Lola*, A.1, Votsis, E.1, Katartzi, Ε.2, Katsanis G.1, & Tzetzis, G.1
1School of Physical Education and Sport Science, Aristotle Univerity of Thessaloniki, Thermi, DPESS AUTH, 57001, Thessaloniki
2School of Physical Education And Sports Science at Serres, Aristotle University of Thessaloniki, Agios Ioannis, 62110, Serres
This research investigated the effects of three feedback methods with different feedback methods on the acquisition and retention of movement outcome for novel and learned badminton skills. The 48 participants, 10-14 years of age, with 2-3 years of practice experience, were randomly selected and assigned into three groups. Participants were trained for 12 practice units for the acquisition and retention of badminton skills: a) drive with the dominant hand (learned skill) and d) drive with the non-dominant hand (novel skill).

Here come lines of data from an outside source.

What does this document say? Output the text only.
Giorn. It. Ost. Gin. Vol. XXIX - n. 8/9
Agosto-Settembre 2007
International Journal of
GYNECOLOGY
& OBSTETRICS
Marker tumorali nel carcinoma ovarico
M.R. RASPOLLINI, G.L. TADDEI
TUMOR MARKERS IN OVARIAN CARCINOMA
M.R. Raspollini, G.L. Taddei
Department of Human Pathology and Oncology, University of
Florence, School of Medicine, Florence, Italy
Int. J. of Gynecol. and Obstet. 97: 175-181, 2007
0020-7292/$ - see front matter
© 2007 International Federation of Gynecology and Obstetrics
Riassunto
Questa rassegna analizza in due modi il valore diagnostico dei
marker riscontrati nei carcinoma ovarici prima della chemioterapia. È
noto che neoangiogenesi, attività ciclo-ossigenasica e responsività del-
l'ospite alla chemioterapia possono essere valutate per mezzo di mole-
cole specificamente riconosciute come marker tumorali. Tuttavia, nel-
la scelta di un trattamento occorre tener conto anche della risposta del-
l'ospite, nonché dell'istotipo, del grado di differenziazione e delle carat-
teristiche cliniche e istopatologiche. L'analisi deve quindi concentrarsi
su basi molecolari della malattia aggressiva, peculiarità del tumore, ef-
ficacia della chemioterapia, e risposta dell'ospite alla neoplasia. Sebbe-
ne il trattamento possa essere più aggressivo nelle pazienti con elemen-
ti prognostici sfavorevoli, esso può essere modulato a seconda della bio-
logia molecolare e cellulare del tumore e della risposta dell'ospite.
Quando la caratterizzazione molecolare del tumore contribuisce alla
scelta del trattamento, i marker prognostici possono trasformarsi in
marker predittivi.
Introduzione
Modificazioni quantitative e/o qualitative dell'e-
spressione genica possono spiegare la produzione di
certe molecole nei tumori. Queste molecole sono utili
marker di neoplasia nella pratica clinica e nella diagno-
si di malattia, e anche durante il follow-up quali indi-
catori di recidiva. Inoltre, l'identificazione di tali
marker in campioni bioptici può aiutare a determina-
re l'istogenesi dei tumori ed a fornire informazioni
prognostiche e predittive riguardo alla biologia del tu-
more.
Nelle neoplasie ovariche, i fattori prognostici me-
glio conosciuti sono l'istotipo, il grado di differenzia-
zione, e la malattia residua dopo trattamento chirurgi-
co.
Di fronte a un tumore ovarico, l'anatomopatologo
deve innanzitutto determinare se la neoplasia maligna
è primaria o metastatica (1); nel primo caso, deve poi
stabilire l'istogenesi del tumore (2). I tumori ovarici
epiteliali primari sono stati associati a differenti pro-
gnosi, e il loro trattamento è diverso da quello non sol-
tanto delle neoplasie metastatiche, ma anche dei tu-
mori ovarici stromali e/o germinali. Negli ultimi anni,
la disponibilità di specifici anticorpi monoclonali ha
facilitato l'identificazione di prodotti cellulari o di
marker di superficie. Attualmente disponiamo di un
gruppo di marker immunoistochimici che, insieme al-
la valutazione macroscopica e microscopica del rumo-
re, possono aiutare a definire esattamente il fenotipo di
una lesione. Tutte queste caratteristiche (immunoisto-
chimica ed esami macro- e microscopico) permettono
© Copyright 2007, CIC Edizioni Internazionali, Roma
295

Group C received instructional cues for the correct execution of the performance. Group (E) received instructional cues on errors of the execution, and group (E-C) received instructions on errors and how to correct them. A pre-test, a post-test, and a retention test was conducted and a two-way ANOVA (3 groups X 3 measurements) with repeated measures on the last factor was used to analyze the effect of the practice methods on the movement outcome. It was found that feedback for the correct (C) execution (suggestions to correct the error) is beneficial for both learned and novel skills. Additionally, feedback for error and correct (E-C) execution is beneficial only for novel skill. It seems that when the skill is difficult or novel providing a verbal statement that describes the errors and states what needs to be done to correct them (E-C) is more helpful for the early stage of learning. Research for feedback in actual sport conditions with skills of variable characteristics will enrich the motor learning knowledge and shed new light on the role of feedback in both theory and practice.
Keywords: corrective feedback; different difficulty; acquisition; movement outcome; badminton skills; dominant/non-dominant hand.